Я попал в собственную ловушку. С самого начала войны я призывал всех членов нашей операционной бригады следовать принципам гуманизма и быть достойными этих высоких принципов. Я часто называл свой хирургический нож «скальпелем Гиппократа», и с течением времени мои подчиненные настолько привыкли к этой фразе, что сами стали постоянно ее употреблять. Мне также удалось объяснить им, каким великим человеком был Гиппократ.
Мой ассистент и анестезиолог обменялись взглядами. Затем сержант Фуш, почесывая свой громадный нос маской для наркоза, произнес:
– Здесь только древний Гиппократ смог бы рассудить верно, – и начал смачивать маску эфиром.
Германн передал мне скальпель. Я удалил все следы самострела единственно доступным способом, просто вырезав их, после чего рана стала весьма обширной. Таким способом я спас в русской степи жизнь молодому немецкому крестьянину; но последовавшие этой зимой бои оставляли все меньше и меньше возможностей следовать заветам великого Гиппократа.

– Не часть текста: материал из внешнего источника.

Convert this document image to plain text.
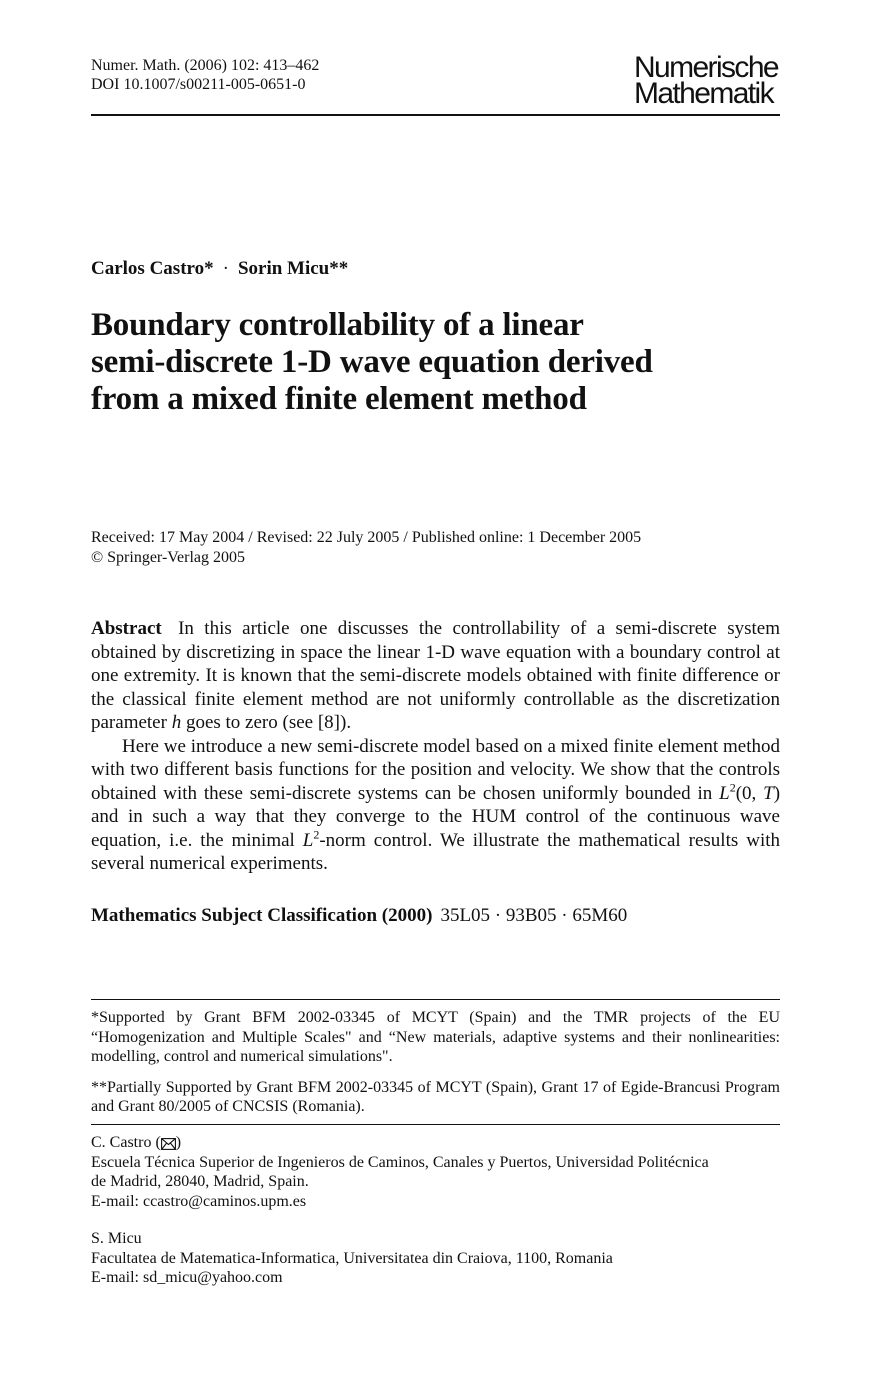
Numer. Math. (2006) 102: 413–462
DOI 10.1007/s00211-005-0651-0
Numerische
Mathematik
Carlos Castro* · Sorin Micu**
Boundary controllability of a linear
semi-discrete 1-D wave equation derived
from a mixed finite element method
Received: 17 May 2004 / Revised: 22 July 2005 / Published online: 1 December 2005
© Springer-Verlag 2005

Abstract In this article one discusses the controllability of a semi-discrete system obtained by discretizing in space the linear 1-D wave equation with a boundary control at one extremity. It is known that the semi-discrete models obtained with finite difference or the classical finite element method are not uniformly controllable as the discretization parameter h goes to zero (see [8]).

Here we introduce a new semi-discrete model based on a mixed finite element method with two different basis functions for the position and velocity. We show that the controls obtained with these semi-discrete systems can be chosen uniformly bounded in $L^2(0$, T) and in such a way that they converge to the HUM control of the continuous wave equation, i.e. the minimal $L^2$-norm control. We illustrate the mathematical results with several numerical experiments.

Mathematics Subject Classification (2000) 35L05 · 93B05 · 65M60

*Supported by Grant BFM 2002-03345 of MCYT (Spain) and the TMR projects of the EU “Homogenization and Multiple Scales" and “New materials, adaptive systems and their nonlinearities: modelling, control and numerical simulations".

**Partially Supported by Grant BFM 2002-03345 of MCYT (Spain), Grant 17 of Egide-Brancusi Program and Grant 80/2005 of CNCSIS (Romania).

C. Castro ( )
Escuela Técnica Superior de Ingenieros de Caminos, Canales y Puertos, Universidad Politécnica
de Madrid, 28040, Madrid, Spain.
E-mail: ccastro@caminos.upm.es
S. Micu
Facultatea de Matematica-Informatica, Universitatea din Craiova, 1100, Romania
E-mail: sd_micu@yahoo.com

С короткими перерывами мы оперировали в течение всей ночи, вплоть до следующего полудня. Ситуация на фронте становилась все более и более угрожающей. Иохим, который уже стал лейтенантом, заглянул к нам во время одного из таких перерывов – он прибыл прямо из передового поста по оказанию первой помощи, располагавшегося на Татарском валу. Он также, всегда выглядевший свежим, ухоженным и неизменно пребывающим в добром расположении духа, не спал три ночи и поэтому сейчас выглядел очень подавленным; я понял, что это объясняется не только чисто физической усталостью. Он несколько взбодрился после выпитого кофе, который всегда стоял наготове в операционной, после чего мы присели на ящики.
Он понял, что хочу от него узнать, как обстоят дела на фронте. Ему хотелось рассказать что-нибудь ободряющее, но он не стал меня обманывать, так как я мог сравнить его информацию с той, которая имелась у меня из других источников.
Благодаря виртуозной работе водителей «скорой помощи» мы успевали эвакуировать всех тех людей, которым делали операции, но их места тут же занимали от 40 до 60 новых раненых, которые ожидали своей очереди на носилках возле операционной. Лейтенант Иохим полагал, что, если не произойдет чуда, нынешнюю линию фронта не удастся долго удерживать; он также считал, что русские сосредоточили большое количество танков на противоположной стороне Татарского вала. Когда они нас атакуют, то смогут прорвать нашу оборону за час.